CMU senior receives competitive, prestigious National Science Foundation award

| Author: Ari Harris

​Central Michigan University senior Lillian Hendrick has been named a recipient of The National Science Foundation Graduate Research Fellowship.

​Maureen Harke, coordinator of the National Scholarship Program, said the highly competitive fellowship award provides recipients a three-year annual stipend of $34,000, along with a $12,000 allowance for tuition and fees at the student’s institution of choice. It also provides opportunities for scholars to conduct international research and participate in professional development programs.

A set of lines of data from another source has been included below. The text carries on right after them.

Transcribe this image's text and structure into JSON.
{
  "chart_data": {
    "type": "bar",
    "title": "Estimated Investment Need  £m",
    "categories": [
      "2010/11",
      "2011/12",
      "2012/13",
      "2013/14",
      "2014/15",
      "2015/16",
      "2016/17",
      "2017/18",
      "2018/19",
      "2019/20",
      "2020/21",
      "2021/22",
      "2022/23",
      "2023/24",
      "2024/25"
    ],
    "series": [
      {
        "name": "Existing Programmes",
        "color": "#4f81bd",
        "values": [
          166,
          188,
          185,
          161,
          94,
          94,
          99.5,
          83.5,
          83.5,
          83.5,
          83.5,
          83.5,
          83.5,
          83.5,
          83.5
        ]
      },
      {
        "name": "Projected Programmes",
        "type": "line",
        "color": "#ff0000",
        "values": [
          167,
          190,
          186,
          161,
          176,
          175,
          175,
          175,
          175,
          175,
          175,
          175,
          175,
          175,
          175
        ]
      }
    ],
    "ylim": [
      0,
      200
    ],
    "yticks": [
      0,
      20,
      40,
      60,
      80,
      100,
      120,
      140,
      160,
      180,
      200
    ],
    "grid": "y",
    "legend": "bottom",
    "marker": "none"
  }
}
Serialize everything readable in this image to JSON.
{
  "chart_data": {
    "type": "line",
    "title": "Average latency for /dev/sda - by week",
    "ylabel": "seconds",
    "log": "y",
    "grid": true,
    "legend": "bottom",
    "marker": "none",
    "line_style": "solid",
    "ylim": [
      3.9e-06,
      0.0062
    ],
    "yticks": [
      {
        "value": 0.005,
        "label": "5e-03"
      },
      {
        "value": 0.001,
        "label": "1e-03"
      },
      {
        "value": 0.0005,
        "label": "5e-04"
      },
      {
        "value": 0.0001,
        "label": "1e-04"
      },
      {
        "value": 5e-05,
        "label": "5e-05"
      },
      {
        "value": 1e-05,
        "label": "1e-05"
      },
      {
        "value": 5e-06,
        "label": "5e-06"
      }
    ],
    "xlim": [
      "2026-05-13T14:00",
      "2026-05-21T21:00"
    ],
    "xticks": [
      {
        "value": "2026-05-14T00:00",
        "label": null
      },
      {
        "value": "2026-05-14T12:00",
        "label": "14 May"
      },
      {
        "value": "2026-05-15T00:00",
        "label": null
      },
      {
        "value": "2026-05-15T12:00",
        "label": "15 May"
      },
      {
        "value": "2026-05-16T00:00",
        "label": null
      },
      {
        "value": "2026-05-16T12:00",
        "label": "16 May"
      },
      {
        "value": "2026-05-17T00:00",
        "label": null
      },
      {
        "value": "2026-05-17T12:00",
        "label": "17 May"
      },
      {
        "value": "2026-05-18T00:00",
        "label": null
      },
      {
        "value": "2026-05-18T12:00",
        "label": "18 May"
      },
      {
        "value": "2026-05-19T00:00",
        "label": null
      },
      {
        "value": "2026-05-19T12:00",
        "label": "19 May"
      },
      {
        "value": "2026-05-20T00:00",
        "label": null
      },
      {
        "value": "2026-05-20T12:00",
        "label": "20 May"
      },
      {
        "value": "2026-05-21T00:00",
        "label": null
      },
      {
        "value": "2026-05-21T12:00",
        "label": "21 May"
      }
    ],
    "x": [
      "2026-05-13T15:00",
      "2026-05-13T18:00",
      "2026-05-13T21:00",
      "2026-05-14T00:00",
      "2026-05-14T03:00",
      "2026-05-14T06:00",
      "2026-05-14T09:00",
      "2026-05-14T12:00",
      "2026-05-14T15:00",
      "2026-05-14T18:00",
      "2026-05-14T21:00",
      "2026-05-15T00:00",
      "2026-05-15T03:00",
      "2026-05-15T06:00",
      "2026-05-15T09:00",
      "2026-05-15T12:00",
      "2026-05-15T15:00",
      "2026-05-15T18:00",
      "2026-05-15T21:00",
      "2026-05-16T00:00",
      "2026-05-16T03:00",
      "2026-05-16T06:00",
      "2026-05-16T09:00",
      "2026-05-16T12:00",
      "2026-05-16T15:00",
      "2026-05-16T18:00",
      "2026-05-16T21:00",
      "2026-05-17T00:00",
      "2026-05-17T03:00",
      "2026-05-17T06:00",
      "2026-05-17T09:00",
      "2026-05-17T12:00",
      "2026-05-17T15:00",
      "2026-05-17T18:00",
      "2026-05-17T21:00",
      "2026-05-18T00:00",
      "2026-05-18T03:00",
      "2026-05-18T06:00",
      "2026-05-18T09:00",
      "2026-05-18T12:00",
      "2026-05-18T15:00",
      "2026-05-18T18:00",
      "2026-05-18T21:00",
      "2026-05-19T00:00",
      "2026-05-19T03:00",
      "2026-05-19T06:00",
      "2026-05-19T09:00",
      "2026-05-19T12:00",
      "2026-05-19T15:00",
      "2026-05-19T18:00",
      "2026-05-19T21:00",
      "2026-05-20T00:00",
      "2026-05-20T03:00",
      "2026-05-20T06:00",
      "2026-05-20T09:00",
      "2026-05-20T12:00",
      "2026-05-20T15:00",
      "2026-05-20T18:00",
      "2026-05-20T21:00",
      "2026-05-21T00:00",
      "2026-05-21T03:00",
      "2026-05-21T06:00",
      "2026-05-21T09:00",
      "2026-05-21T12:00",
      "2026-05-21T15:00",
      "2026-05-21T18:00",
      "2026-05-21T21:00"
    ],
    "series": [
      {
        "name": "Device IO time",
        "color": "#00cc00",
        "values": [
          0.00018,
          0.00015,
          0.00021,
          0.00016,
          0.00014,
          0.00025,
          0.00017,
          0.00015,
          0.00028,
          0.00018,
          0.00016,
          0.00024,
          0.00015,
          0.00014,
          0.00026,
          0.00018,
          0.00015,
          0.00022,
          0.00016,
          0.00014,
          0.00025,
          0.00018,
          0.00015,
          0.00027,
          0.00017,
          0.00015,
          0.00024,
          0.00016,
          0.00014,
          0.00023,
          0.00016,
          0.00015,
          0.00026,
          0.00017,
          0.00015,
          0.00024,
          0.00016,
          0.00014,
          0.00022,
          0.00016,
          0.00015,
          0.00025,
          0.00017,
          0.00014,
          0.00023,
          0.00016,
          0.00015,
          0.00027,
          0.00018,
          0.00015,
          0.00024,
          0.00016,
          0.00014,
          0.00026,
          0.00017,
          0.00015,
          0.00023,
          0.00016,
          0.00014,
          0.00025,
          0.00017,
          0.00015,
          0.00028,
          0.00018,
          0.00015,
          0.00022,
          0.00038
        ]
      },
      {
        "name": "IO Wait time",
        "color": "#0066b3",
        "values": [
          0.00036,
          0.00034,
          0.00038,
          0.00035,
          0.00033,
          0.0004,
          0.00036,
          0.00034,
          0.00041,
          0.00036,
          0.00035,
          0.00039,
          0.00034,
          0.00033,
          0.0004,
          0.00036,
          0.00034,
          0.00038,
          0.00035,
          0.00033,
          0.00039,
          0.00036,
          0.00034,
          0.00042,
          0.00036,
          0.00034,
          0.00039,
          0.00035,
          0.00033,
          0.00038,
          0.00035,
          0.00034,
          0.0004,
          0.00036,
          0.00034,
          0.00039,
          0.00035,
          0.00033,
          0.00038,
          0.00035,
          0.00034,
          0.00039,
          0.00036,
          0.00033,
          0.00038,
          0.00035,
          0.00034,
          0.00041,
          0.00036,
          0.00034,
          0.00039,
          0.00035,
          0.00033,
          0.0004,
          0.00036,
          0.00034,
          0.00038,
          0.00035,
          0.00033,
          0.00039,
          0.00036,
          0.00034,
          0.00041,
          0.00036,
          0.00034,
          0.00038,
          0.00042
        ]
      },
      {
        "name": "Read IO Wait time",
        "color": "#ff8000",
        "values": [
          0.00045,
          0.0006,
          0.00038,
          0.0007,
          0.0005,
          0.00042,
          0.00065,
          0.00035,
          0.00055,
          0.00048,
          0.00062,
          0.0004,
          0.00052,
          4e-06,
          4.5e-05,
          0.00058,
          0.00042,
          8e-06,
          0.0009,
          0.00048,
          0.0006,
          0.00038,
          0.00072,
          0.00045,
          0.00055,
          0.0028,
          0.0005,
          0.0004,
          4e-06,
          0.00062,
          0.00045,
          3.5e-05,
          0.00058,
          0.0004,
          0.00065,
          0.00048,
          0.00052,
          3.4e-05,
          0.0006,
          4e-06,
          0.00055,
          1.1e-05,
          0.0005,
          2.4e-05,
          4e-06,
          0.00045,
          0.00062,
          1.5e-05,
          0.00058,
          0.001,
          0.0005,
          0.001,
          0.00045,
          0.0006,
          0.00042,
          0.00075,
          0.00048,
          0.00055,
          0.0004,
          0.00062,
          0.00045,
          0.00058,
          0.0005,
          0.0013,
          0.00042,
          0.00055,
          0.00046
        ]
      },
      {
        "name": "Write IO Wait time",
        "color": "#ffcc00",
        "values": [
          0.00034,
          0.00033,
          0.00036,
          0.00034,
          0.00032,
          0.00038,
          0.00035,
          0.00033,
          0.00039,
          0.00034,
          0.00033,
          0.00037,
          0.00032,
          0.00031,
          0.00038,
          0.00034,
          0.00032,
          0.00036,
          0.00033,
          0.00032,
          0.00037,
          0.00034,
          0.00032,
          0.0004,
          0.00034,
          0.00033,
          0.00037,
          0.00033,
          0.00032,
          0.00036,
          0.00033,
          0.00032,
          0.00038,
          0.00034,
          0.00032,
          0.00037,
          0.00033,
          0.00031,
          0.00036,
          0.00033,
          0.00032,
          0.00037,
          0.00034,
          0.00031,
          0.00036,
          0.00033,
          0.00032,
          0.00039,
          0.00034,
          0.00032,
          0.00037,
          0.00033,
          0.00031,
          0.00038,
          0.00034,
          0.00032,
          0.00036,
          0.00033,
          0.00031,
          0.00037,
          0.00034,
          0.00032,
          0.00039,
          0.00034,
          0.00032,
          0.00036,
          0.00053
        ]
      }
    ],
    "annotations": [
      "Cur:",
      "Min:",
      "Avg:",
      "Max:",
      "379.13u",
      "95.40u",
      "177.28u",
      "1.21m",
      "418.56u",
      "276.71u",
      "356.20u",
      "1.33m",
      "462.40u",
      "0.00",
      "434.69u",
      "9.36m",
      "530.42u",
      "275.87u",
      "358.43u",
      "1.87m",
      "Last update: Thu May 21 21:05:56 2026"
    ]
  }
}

​Hendrick, a biology major from Freeland, Michigan, is a McNair Scholar and member of the Honors Program. She began participating in undergraduate research at CMU in her first semester on campus. She worked with biology faculty member Anna Monfils to research endangered butterfly species and with Kirsten Nicholson, curator of natural history at the CMU Museum of Cultural and Natural History, on a museum methods project.

​“Conducting research has been one of my favorite things at Central, and through it I have grown immensely as a scholar and as a person,” Hendrick said.

​Hendrick has presented her work at local, national and international conferences. She plans to use the fellowship award to continue the research she began at CMU — using museum collections to study the evolution and conservation of endangered butterflies.